Antes mesmo da declaração sobre as Forças Armadas, feita durante a cerimônia de aniversário do Corpo de Fuzileiros Navais, no Rio de Janeiro, os conselheiros militares de Bolsonaro haviam sugerido a produção de um vídeo. O Planalto não esperava uma reação negativa sobre a frase do presidente. Sem fazer referência à publicação polêmica no Twitter, ele começou se defendendo, dizendo que governará ao lado das “pessoas de bem”. “Daquelas que amam a pátria, daqueles que respeitam a família, daqueles que querem aproximação com países que têm ideologia semelhante à nossa, daqueles que amam a democracia e a liberdade”, declarou.
A frase endossou a nota oficial publicada pela Secretaria Especial de Comunicação Social da Presidência, de que o vídeo é um crime contra os “valores familiares e as tradições culturais do carnaval”. A declaração controversa dita na cerimônia veio depois, quando Bolsonaro finalizou o discurso: “(Só existem) democracia e liberdade quando as Forças Armadas assim o querem”, afirmou. Por causa do teor, a frase se transformou, em poucos minutos, em um dos assuntos mais comentados nas redes sociais, inclusive por oposicionistas e governistas.
O pronunciamento de Bolsonaro ecoou rápido no Planalto.
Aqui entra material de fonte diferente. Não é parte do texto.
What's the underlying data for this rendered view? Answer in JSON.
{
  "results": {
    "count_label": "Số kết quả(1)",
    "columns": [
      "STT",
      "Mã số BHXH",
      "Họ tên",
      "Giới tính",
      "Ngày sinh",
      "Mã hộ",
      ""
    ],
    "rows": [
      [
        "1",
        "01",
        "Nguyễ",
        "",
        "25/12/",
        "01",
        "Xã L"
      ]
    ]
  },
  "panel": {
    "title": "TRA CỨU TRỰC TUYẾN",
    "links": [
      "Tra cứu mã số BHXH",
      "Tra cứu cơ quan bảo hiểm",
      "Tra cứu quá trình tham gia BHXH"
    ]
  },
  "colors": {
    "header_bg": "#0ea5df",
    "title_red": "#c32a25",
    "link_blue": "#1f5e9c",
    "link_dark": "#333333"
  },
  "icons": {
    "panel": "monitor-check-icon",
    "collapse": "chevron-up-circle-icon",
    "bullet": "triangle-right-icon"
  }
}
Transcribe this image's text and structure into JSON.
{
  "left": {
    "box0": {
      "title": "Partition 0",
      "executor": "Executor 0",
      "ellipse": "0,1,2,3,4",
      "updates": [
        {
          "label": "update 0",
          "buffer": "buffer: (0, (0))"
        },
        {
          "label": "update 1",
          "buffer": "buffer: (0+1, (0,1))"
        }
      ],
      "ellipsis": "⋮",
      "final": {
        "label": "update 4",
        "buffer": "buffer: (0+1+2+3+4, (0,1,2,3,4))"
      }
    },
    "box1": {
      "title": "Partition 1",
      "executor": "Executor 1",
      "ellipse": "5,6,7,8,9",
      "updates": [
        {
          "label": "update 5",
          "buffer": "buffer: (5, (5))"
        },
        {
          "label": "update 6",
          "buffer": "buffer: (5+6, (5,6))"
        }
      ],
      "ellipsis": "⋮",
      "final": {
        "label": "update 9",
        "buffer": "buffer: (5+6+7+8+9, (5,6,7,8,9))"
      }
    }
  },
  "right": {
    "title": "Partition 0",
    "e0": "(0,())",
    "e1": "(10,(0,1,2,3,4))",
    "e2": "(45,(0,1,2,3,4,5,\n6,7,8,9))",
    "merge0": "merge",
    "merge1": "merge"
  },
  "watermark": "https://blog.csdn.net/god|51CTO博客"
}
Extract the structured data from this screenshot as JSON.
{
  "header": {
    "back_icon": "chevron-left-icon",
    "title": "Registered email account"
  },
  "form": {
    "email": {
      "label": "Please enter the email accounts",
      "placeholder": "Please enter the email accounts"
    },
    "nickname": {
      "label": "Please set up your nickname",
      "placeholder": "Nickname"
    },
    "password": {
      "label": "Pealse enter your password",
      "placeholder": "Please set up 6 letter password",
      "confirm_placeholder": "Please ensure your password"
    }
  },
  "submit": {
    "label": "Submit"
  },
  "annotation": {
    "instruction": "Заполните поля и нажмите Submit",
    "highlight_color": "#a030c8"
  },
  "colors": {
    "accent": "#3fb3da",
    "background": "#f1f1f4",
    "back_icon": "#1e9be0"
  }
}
A expectativa era de que, depois da publicação do vídeo obsceno no Twitter — que acabou tendo uma repercussão internacional e levantou críticas até de aliados —, Bolsonaro deixasse de lado qualquer chance de estimular uma nova controvérsia. Assim, por mais que não admitissem, integrantes do Planalto se apressaram para explicar a frase. Foi o caso do vice-presidente Hamilton Mourão, que minimizou a fala como um “mal-entendido” e negou que o contexto seja ameaçador. Heleno também saiu em defesa. “Não tem nada de polêmico. No caso do Brasil, as Forças Armadas são o pilar da democracia e da liberdade”, rebateu.
Os regimes cubano e venezuelano foram usados por Heleno como exemplos de quando as Forças Armadas não querem liberdade e democracia. “Por que (Nicolás) Maduro é mantido (na Venezuela)? Porque as Forças Armadas estão segurando o presidente já praticamente deposto. Por que Fidel Castro durou o tempo que durou? Porque as Forças Armadas mantiveram a ditadura cubana. De acordo com a determinação das Forças Armadas, isso acaba sendo fator fundamental do regime político do país”, justificou.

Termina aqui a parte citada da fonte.